Dussopt: le gouvernement veut "plus de contractuels dans la fonction publique"

Les choses se précisent. Après plus d’un an de concertation avec les agents publics et leurs représentants, le secrétaire d’Etat Olivier Dussopt dévoile officiellement ce jeudi l’avant-projet de loi de réforme de la fonction publique. Le texte a été présenté aux syndicats et employeurs publics la veille. Et on ne peut pas dire qu’ils soient ravis. 

D’abord le calendrier ne leur convient pas. L’organisation de la fonction publique fait partie des quatre thèmes abordés dans le grand débat, c’est pourquoi la quasi-totalité des syndicats a réclamé à Edouard Philippe la suspension du projet. Cette demande a été rejetée. Olivier Dussopt a confirmé que le texte sera présenté en conseil des ministres à la fin du mois de mars, mais il a vocation à être “enrichi” par la concertation avec les syndicats et le grand débat, s’est défendu le secrétaire d’Etat sur BFMTV-RMC ce jeudi. 

Accélérer l’application des décisions en matière de RH

Plus grande mobilité des agents, réorganisation des instances de dialogue social, rémunération aux résultats… l’avant-projet rapproche le modèle d’organisation du privé et celui du public. 

À l’image de la loi travail, le texte prévoit la disparition des CHSCT dans une fusion avec les comités techniques. Cette nouvelle instance du personnel aura vocation à “délibérer des règles de gestion, débattre de l’évolution des métiers…”, a détaillé Olivier Dussopt. Une fois que ces règles de RH seront fixées, le secrétaire d’Etat veut que les employeurs publics puissent les appliquer immédiatement et ne soient pas ralentis par les procédures. C’est pourquoi les partenaires sociaux (réunis dans la Commission administrative paritaire) ne seront plus consultés. Les agents insatisfaits auront en revanche un droit de recours.

Des dispositions sur l’égalité professionnelle seront aussi inscrites dans le texte. Dans la fonction publique, les hommes sont actuellement payés 13% de plus que les femmes. L’objectif c’est 0%, a insisté Olivier Dussopt. Les employeurs publics doivent s’engager à réduire ces inégalités. Par ailleurs, le jour de carence est supprimé pour les femmes enceintes.

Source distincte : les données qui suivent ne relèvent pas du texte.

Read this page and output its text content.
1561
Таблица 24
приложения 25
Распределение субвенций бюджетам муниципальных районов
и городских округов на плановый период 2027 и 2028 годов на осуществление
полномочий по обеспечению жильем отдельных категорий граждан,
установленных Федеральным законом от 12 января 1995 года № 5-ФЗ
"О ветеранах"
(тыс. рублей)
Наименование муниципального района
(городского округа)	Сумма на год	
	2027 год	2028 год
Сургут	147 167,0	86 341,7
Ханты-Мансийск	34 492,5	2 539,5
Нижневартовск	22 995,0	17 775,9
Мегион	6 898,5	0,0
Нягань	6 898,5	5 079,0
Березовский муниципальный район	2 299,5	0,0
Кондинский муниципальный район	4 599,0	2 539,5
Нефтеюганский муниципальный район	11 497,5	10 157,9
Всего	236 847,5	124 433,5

Un agent public sur cinq est contractuel

Entre la “mauvaise compensation” de la hausse de la CSG, le gel du point d’indice… les syndicats estiment que les agents publics ont suffisamment été pénalisés ces dernières années et réclament une revalorisation salariale. Ce n’est pas prévu dans l’avant-projet de réforme. Des éléments sur la rémunération au mérite des fonctionnaires seront pris par décret. Du reste, le texte prévoit l’instauration d’une part variable pour les contractuels et des mécanismes d’intéressement, comme dans le privé. “Quand on demande des efforts aux agents, neuf fois sur dix ils le font”, a souligné Olivier Dussopt, il est normal “que ces agents bénéficient d’une partie de ces efforts”. 

Si le gouvernement ne s’attaque pas au statut, il veut en revanche augmenter le nombre de contractuels, ces derniers représentent 20% des effectifs. “Nous donnons la liberté aux employeurs de recruter plus de contractuels dans la fonction publique et qu’ils soient mieux traités”, a déclaré Olivier Dussopt. 

Le gouvernement veut plus de CDI dans la fonction publique pour lutter contre les renouvellements infinis de certains contrats, qui maintient des personnes dans la précarité. Au lieu de contrats de 6 mois, l’administration proposera davantage de contrats de 3 ans et créera des emplois de titulaires à temps partiel. Un “contrat de mission”, sur le modèle du contrat de projet dans le privé, d’une durée maximale de six ans sera créé. Les contractuels auront également le droit de demander une rupture conventionnelle.